Meredith chuckles at their antics.

-Be good, Bailey. I'm sure you're going to be a great brother even if she's a girl and I'm sure she will play whit you like you play whit Zola-.

He doesn't seems convinced but nods anyway while Zola is smiling brightly.

-I'm sure she will love you, Bailey-

-Yeah, I love you-

-Thanks Zozo-.

You smile, ruffling his hair while he's running upstairs and Meredith shakes her head amused.

-Do you have any idea? For the name? -

-Lexie. I want my sister's name but I'm not sure if as first or second-

-There's still time. When you'll have her in your arms you will know which is better-

-And you? If you ever had a daughter what would've been her name? -.

Ella. Again. Coming to torment you. A ghost that's not even a ghost because she simply is never been in the first place.

-Addison? -

You told Alex. You told Naomi. Meredith told you about the miscarriage.

-I was pregnant whit Mark baby. I aborted her because I couldn't bring a child into the mess that were our lives. Ella. I would have like to call her Ella-

-It's a beautiful name and she would have been a beautiful child. But you did the right thing. Trust me, having a child when you aren't completely sure is never the answer. I know what I'm talking about-.

You believe her because for the few times you met her Ellis Grey was anything but maternal.

-Do you miss her? You're sister-.

Such a stupid and painful question but you need to change topic of conversation (selfish).

-Of course I miss her and if someone told me that the first time we met I would have laughed. I hated her then because she had a loving family, because whit her Thatcher was a father, because I was Jealous and envious and angry and it was easy to believe I hated her. I know it's childish and I regret it, all the time we wasted because of me. But I love her and she loved me and when she was dying she told Mark to tell me I was a great sister, even if I know it's not true, not really-. She takes a shaking breath, her eyes are shining but she isn't crying. - I wasn't there when my sister died. I was looking for Derek. And when I returned she was no more. Her body was eaten by wolf. She didn't get a proper burial. And when Derek died there was only me, telling him it was okay to go, that we would have been alright-. Another breath. - And Amelia hates me. When I look at her she is full of anger... Because I didn't call her when her own brother was dying. Because I know what it means to not be whit them in their last moments and she has a right to be angry... But I couldn't breath. In that moment, I couldn't think of anything else but that my world was ending... -

-Meredith, listen. Amy is angry and is hurt but she doesn't hate you. I know Amelia, she is practically my little sister, and yes, you're right, she did have a right to be whit Derek. But that is the past and you have to think about the future. And when you'll return home you'll speak whit Amelia, you will listen and you will speak and you will cry and then you will go on whit your life, together, like sisters-

-Okay. You're right. But now, I think we should do something funnier than cry about past and lost chances. Call the kids, we're going for a swim-.

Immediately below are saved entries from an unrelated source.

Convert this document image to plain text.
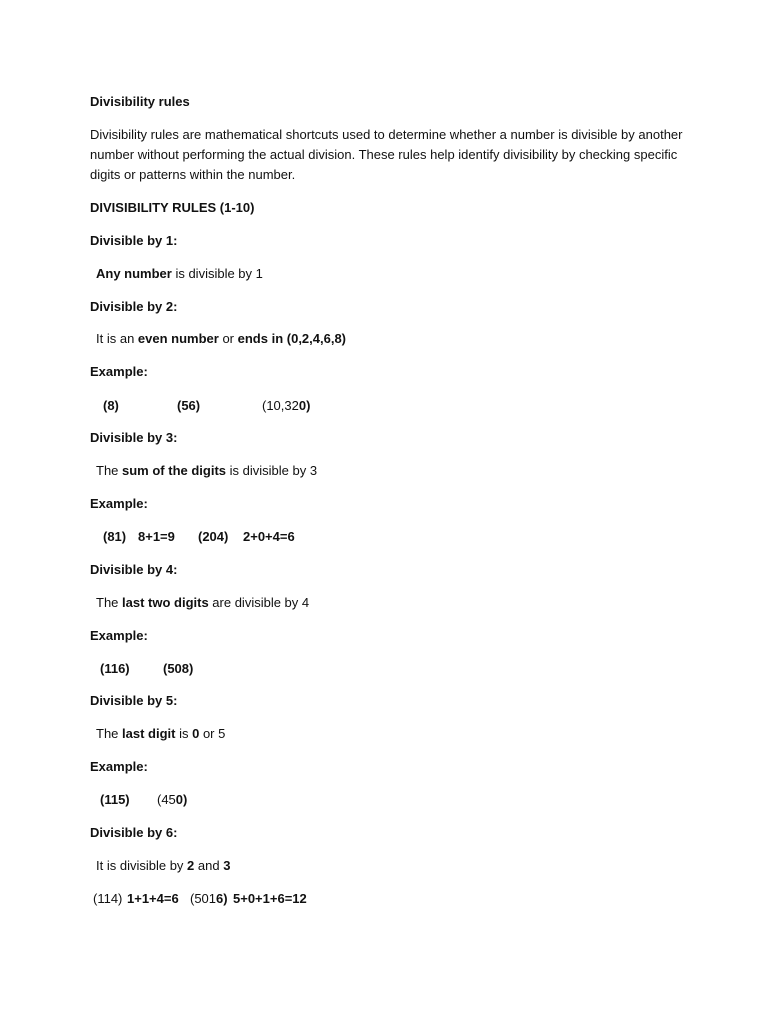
Divisibility rules
Divisibility rules are mathematical shortcuts used to determine whether a number is divisible by another
number without performing the actual division. These rules help identify divisibility by checking specific
digits or patterns within the number.
DIVISIBILITY RULES (1-10)
Divisible by 1:
Any number is divisible by 1
Divisible by 2:
It is an even number or ends in (0,2,4,6,8)
Example:
(8)	(56)	(10,320)
Divisible by 3:
The sum of the digits is divisible by 3
Example:
(81) 8+1=9 (204) 2+0+4=6
Divisible by 4:
The last two digits are divisible by 4
Example:
(116)	(508)
Divisible by 5:
The last digit is 0 or 5
Example:
(115) (450)
Divisible by 6:
It is divisible by 2 and 3
(114) 1+1+4=6 (5016) 5+0+1+6=12
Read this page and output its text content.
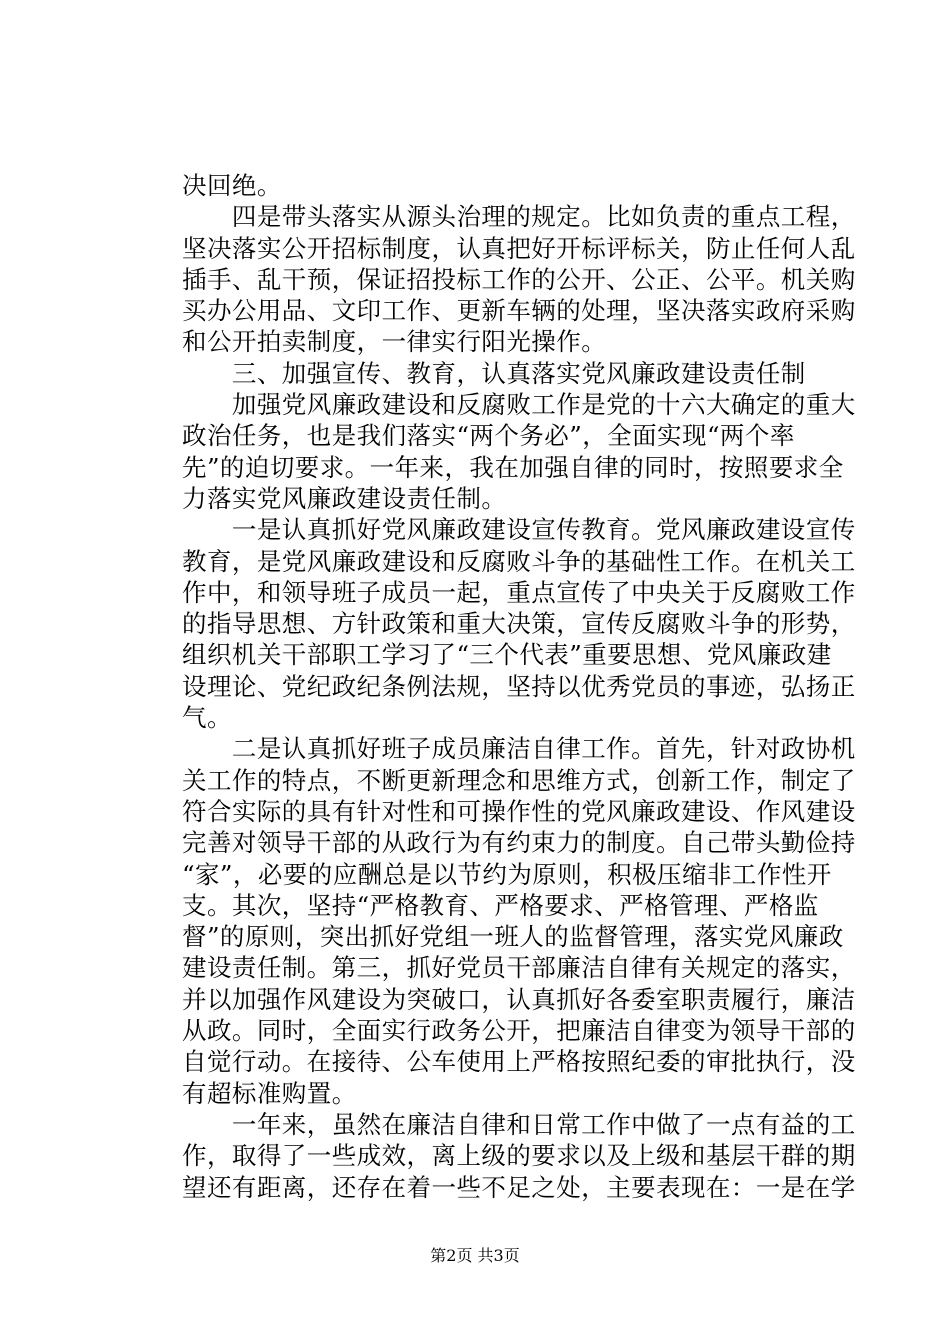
决回绝。
　　四是带头落实从源头治理的规定。比如负责的重点工程，
坚决落实公开招标制度，认真把好开标评标关，防止任何人乱
插手、乱干预，保证招投标工作的公开、公正、公平。机关购
买办公用品、文印工作、更新车辆的处理，坚决落实政府采购
和公开拍卖制度，一律实行阳光操作。
　　三、加强宣传、教育，认真落实党风廉政建设责任制
　　加强党风廉政建设和反腐败工作是党的十六大确定的重大
政治任务，也是我们落实“两个务必”，全面实现“两个率
先”的迫切要求。一年来，我在加强自律的同时，按照要求全
力落实党风廉政建设责任制。
　　一是认真抓好党风廉政建设宣传教育。党风廉政建设宣传
教育，是党风廉政建设和反腐败斗争的基础性工作。在机关工
作中，和领导班子成员一起，重点宣传了中央关于反腐败工作
的指导思想、方针政策和重大决策，宣传反腐败斗争的形势，
组织机关干部职工学习了“三个代表”重要思想、党风廉政建
设理论、党纪政纪条例法规，坚持以优秀党员的事迹，弘扬正
气。
　　二是认真抓好班子成员廉洁自律工作。首先，针对政协机
关工作的特点，不断更新理念和思维方式，创新工作，制定了
符合实际的具有针对性和可操作性的党风廉政建设、作风建设
完善对领导干部的从政行为有约束力的制度。自己带头勤俭持
“家”，必要的应酬总是以节约为原则，积极压缩非工作性开
支。其次，坚持“严格教育、严格要求、严格管理、严格监
督”的原则，突出抓好党组一班人的监督管理，落实党风廉政
建设责任制。第三，抓好党员干部廉洁自律有关规定的落实，
并以加强作风建设为突破口，认真抓好各委室职责履行，廉洁
从政。同时，全面实行政务公开，把廉洁自律变为领导干部的
自觉行动。在接待、公车使用上严格按照纪委的审批执行，没
有超标准购置。
　　一年来，虽然在廉洁自律和日常工作中做了一点有益的工
作，取得了一些成效，离上级的要求以及上级和基层干群的期
望还有距离，还存在着一些不足之处，主要表现在：一是在学
第2页 共3页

You laugh agreeing whit her. Past is past and you can't change that, you can live the moment and wonder about the future.

(Plaese, please don't let this day end, you pray, watching Zola splashing Bailey and Henry and Meredith, hands resting on her baby bump, standing on the shore.

You seem a family, cocooned in your little bubble of happiness.

-Addison, come here- you take her outstretched hand and join the kids).